Water My Yard was launched in May of 2016 and is in place for dozens of Texas communities served by the lower Colorado River basin. Included are Bryan/College Station, City of Irving, Lower Colorado River Authority, North Texas Municipal Water District, Park Cities Municipal Utility District and Upper Trinity Regional Water District.

The program draws information from 43 weather stations across the state. Six stations monitor wind direction and solar radiation and send information to A&M AgriLife, which is forwarded to Water My Yard to determine, along with recent precipitation, how much water is needed to water the lawn.

Water My Yard web app useful for unmonitored properties

Single-family, residential property managers cannot always control landscape water use. Even though the tenant typically pays for water, water waste remains a grave concern. Water My Yard is a useful tool to minimize water waste, by informing users when and when not to use the system.

“At a minimum, people overwater by 30 to 40 percent,” Lee said. “They don’t understand what they are doing or they forget to turn off the system after it rains. Plants don’t need that much water.”

Service sends text or email recommendations weekly

Receiving this service is easy and takes only about five minutes. Simply go to the website, sign up for the service and enter your location and information about your irrigation systems. Water needs are determined based on the type of irrigation system: physical location, sprinkler head type, distance between heads and manufacturer. The step-by-step instructions make this a straightforward and uncomplicated process.

Each week, the user receives an automated email or text message with a recommended watering schedule. Unlike ET-based systems that automatically program a new schedule, Water My Yard only suggests how many minutes a system needs to run, if any at all.

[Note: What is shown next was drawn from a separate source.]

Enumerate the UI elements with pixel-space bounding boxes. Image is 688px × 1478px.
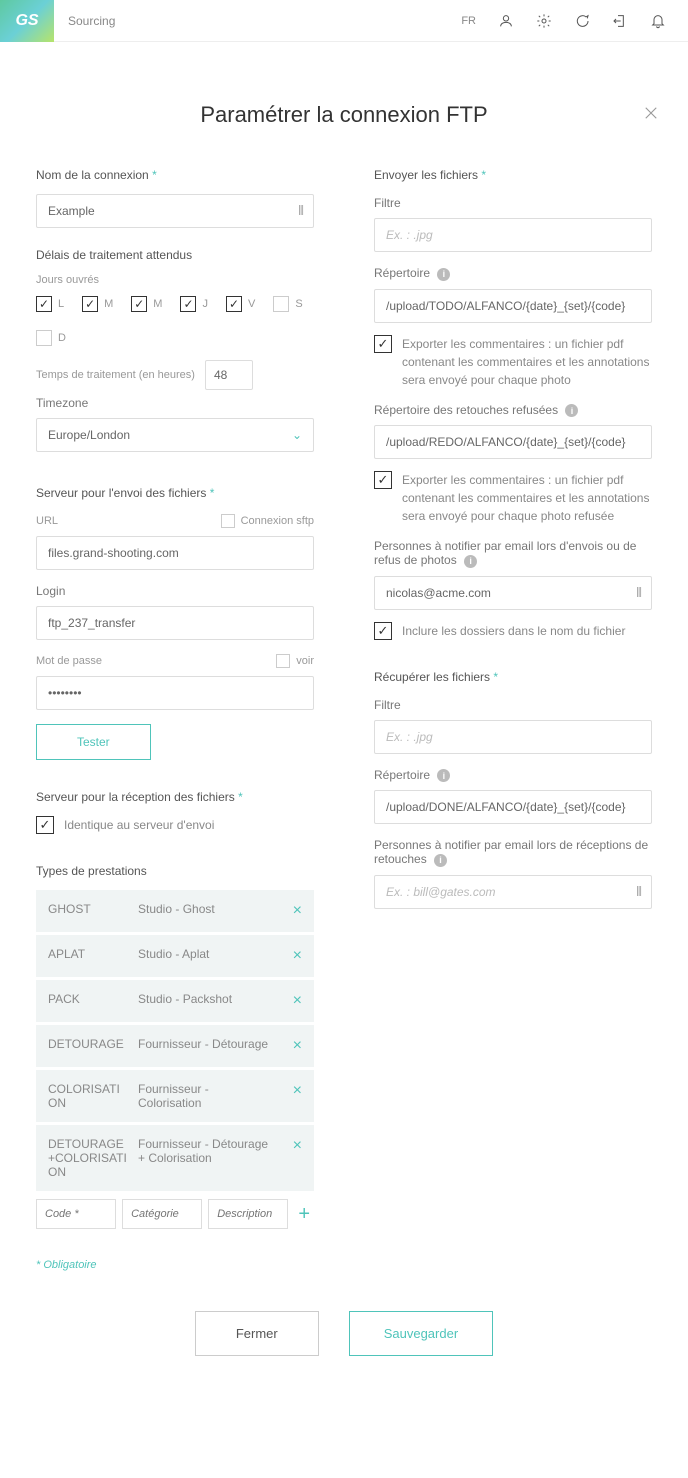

“The classic example is that the sprinkler system runs on its schedule after it’s been pouring raining because the system is programmed to run and the operator doesn’t shut it off,” Lee said. “With this tool, you get a text or email telling you that you don’t need to run your system. There’s already enough moisture in the ground.”

Lee stresses the need for a tool like Water My Yard when the weather becomes unpredictable. During droughts or unseasonable rain storms, it is essential to monitor the amount of water going toward irrigation to prevent waste. By reducing water consumption with this free tool, the savings for the property manager or owner can be substantial.